All four students have been involved in research projects with faculty mentors at both TCNJ and at host institutions through the NSF’s Research Experience for Undergraduates program, and each feels strongly that the preparation they received at TCNJ gave them a leg up on their peers from other schools.

“We don’t have grad students at TCNJ, so you’re doing the work, not helping a grad student with theirs,” says Townsend.

“The research experiences at TCNJ are beyond incredible,” says Wang, whose research on eating disorders was just submitted for publication to International Journal of Eating Disorders.

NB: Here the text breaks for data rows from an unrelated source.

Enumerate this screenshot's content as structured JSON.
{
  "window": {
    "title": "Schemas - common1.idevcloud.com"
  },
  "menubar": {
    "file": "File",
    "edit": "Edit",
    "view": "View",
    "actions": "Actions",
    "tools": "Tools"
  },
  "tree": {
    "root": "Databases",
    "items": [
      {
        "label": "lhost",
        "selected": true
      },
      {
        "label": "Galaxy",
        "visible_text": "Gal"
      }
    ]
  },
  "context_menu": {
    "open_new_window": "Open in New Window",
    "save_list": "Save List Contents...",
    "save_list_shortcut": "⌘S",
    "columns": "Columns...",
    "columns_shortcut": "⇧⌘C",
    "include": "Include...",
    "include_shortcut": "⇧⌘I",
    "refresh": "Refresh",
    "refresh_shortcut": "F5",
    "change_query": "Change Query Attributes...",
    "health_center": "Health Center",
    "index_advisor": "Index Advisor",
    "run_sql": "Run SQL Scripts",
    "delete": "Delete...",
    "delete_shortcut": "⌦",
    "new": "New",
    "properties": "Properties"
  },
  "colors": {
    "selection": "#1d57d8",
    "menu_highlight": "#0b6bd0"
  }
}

William McDermott ’15, now in graduate school at the University of Wisconsin-Madison, received an honorable mention.

The NSF Graduate Research Fellowship Program recognizes and supports outstanding graduate students in NSF-supported science, technology, engineering, and mathematics disciplines who are pursuing research-based master’s and doctoral degrees at accredited United States institutions.

As the oldest graduate fellowship of its kind, the GRFP has a long history of selecting recipients who achieve high levels of success in their future academic and professional careers. The reputation of the GRFP follows recipients and often helps them become lifelong leaders that contribute significantly to both scientific innovation and teaching. Past fellows include numerous Nobel Prize winners, U.S. Secretary of Energy, Steven Chu, Google founder, Sergey Brin and Freakonomics co-author, Steven Levitt.